Wednesday 26 March 2014

a quiet welcome


A caesarean is a very clinical, impersonal way to bring a baby into the world. We sat in a surgical waiting room, stripped down and dressed in hospital gowns, lined up in beds waiting for various operations. The man next to me had travelled a long way for his surgery. His wife came and wished me all the best and he was wheeled away. The man across from me had his cancelled due to high blood pressure. I prayed my blood pressure was normal.
Soon, we were moved to the 'little room of needles' just outside the operating theatre. It's my least favourite place, though the staff were so fun and friendly. We joked about middle names. Tim asked questions about needles. I asked him to stop. I sang a song to Tim about a spider and a fly so that I didn't faint while they put the spinal block in. I sang it quietly so that I didn't distract the anaesthetist. And by the time he was done and I was lying back on the bed, my legs were warm and heavy. It's the strangest feeling.

Tim had been checking in with me throughout the day about The Name. We had narrowed it down to two.
"Feelings on the name?"
"Yep, I think I'm settled, you?"
"Yep. Me too."
The conversation went like that every time. It's fun to have little moments like that, fun and intimate and understanding, that make you realise how much you love a person, that give you a side to your relationship you don't see often, maybe just a few times in a lifetime.

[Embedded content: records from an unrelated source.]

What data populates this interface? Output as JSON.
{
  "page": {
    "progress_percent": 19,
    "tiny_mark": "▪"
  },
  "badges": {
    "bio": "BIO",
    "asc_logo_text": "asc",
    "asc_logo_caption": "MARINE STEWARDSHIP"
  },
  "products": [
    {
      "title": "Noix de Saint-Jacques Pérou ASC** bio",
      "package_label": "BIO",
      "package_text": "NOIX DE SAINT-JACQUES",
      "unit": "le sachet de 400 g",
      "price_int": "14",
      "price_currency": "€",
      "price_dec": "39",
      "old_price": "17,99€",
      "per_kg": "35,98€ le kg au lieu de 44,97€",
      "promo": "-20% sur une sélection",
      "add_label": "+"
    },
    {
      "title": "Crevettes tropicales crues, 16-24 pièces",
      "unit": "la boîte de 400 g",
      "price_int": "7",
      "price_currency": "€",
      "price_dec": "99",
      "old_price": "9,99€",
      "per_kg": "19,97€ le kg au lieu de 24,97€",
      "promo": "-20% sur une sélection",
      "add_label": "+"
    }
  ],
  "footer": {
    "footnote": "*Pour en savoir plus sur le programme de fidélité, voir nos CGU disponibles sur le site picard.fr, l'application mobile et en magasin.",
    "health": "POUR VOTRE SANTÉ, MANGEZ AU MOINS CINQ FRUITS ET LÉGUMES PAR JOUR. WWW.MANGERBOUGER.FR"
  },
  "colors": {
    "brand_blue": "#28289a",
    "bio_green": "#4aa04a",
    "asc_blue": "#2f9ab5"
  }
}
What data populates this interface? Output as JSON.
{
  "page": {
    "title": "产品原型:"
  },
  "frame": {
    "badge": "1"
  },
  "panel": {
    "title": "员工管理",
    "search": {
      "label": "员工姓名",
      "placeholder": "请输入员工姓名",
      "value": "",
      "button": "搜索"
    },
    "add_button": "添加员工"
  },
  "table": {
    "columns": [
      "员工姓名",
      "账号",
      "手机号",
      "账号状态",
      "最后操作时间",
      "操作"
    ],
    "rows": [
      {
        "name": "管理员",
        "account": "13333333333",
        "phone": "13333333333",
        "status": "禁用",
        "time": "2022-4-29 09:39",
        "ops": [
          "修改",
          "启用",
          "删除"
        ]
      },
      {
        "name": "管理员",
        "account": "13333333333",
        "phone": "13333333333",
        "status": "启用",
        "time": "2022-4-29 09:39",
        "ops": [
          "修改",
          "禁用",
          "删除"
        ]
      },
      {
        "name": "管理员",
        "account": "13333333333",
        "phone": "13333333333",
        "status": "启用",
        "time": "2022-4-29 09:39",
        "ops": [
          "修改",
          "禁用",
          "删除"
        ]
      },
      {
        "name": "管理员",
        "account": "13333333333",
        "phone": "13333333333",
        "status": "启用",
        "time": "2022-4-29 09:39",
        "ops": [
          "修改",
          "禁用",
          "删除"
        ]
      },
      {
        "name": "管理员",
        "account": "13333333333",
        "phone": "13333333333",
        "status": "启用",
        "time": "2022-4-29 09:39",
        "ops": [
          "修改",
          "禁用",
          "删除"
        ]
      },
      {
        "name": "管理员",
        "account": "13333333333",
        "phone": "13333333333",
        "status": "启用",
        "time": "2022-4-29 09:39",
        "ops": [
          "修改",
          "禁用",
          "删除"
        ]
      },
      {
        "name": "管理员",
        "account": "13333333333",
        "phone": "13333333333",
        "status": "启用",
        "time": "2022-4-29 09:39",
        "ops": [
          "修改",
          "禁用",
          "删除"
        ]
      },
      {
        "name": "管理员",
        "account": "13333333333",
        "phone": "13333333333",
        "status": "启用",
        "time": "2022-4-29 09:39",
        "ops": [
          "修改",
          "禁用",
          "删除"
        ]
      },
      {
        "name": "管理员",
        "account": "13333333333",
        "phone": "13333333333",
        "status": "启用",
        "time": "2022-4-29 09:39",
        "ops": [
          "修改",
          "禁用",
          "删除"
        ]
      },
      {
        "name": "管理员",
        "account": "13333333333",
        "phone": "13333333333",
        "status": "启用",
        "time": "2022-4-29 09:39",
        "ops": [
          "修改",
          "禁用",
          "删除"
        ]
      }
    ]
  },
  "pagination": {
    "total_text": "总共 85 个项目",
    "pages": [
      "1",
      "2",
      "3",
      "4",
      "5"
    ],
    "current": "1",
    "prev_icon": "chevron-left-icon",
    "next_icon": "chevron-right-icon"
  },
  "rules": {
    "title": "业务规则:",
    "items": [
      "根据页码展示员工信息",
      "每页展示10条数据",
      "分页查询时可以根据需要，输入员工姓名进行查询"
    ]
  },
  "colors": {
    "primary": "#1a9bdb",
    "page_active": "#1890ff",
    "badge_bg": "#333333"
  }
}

I was wheeled into theatre. Vomited. They gave me something for my blood pressure. I started to feel normal again. Well, as normal as you can knowing you're about to undergo surgery awake. I did feel excited. And terrified. I did enjoy the solid knowing, "Today I am going to meet you!" I did remember the awful recovery last time. I was incredibly thankful my mum had offered to take the big kids home with her so I could come home from hospital to a quiet house. And that Tim's mum had spent the week with us cooking and cleaning and letting me rest, letting me finish her quilt. (!)

Our baby was born around 12:30. She came out with a small cry and went back to sleep. And they lay her on the table, wiggling her purple body, giving her oxygen so she would take a deeper breath and expand her lungs. It would have been terrifying if it wasn't for the constant reassurance of the midwife: "This is really normal! She has a very strong heartbeat! She's just gone into shock and we need her to have a big cry!"

Cry Baby!
Her bird-like squawk filled the room and finally she was brought to my chest where I held her awkardly. I couldn't lift her with all the wires attached to me, to see her face, but I was so glad for the hospital policy which allows her to rest on me, skin to skin, after she's born. She lay there quietly and I spoke to her softly.


After miscarrying this time last year, I felt like I'd been pregnant for 15 months. I can't describe how good it felt to have this girl in my arms. And how that relief and thankfulness and affection has grown more as the wires were removed and the morphine wore off.


We named her Finlay Lucy Florence. Finlay meaning 'fair warrior', Lucy after my dear, creative, generous, tenacious friend, and also meaning 'bright'. And Florence? Well that was some colourful decoration just for me. A name I'd loved since reading about Florence Nightingale years ago. Florence means 'flourishing'. Naming a third child is challenging! And in the end I had to let go of all my concerns about style (it's so different to Eve!) and gender (it's traditionally a boy's name!) and just go with our favourite.

After 2 days in hospital, we came home to a beautifully empty house. And in the quiet, I think I just spent 3 days looking at her. And talking to her, singing, nursing, falling asleep on the sofa with her on my chest. I have never taken my babies in like I have taken her in. It has been deeply warm and calm and intimate. And today, when the noise returned, wonderful and homely though it is, I hardly said hello to her. It was all I could do to remember when she last fed. And when she squawked from the bedroom today during the kids' rest time, I thought, 'Oh, that's right, you're here now! And you're awake!"

And all through the day I have reflected, that though a planned date and a cut belly seem so far removed from the design of childbirth, the opposite of intimacy, this time it allowed me to organise what I needed - family who live away to help at the right time - to make it a truly intimate experience.

And her quilt? Finished just in time, 506 hand-stitched voile hexies, backed in Anna Maria's Loulouthi Flannel, and hand-quilted. I'm so glad I did this. It took several times longer than I expected and I would never have pushed through for any other reason. I feel like I have now been initiated into my craft - my first baby since becoming a sewist. My first completely hand-stitched quilt. Our own family heirloom.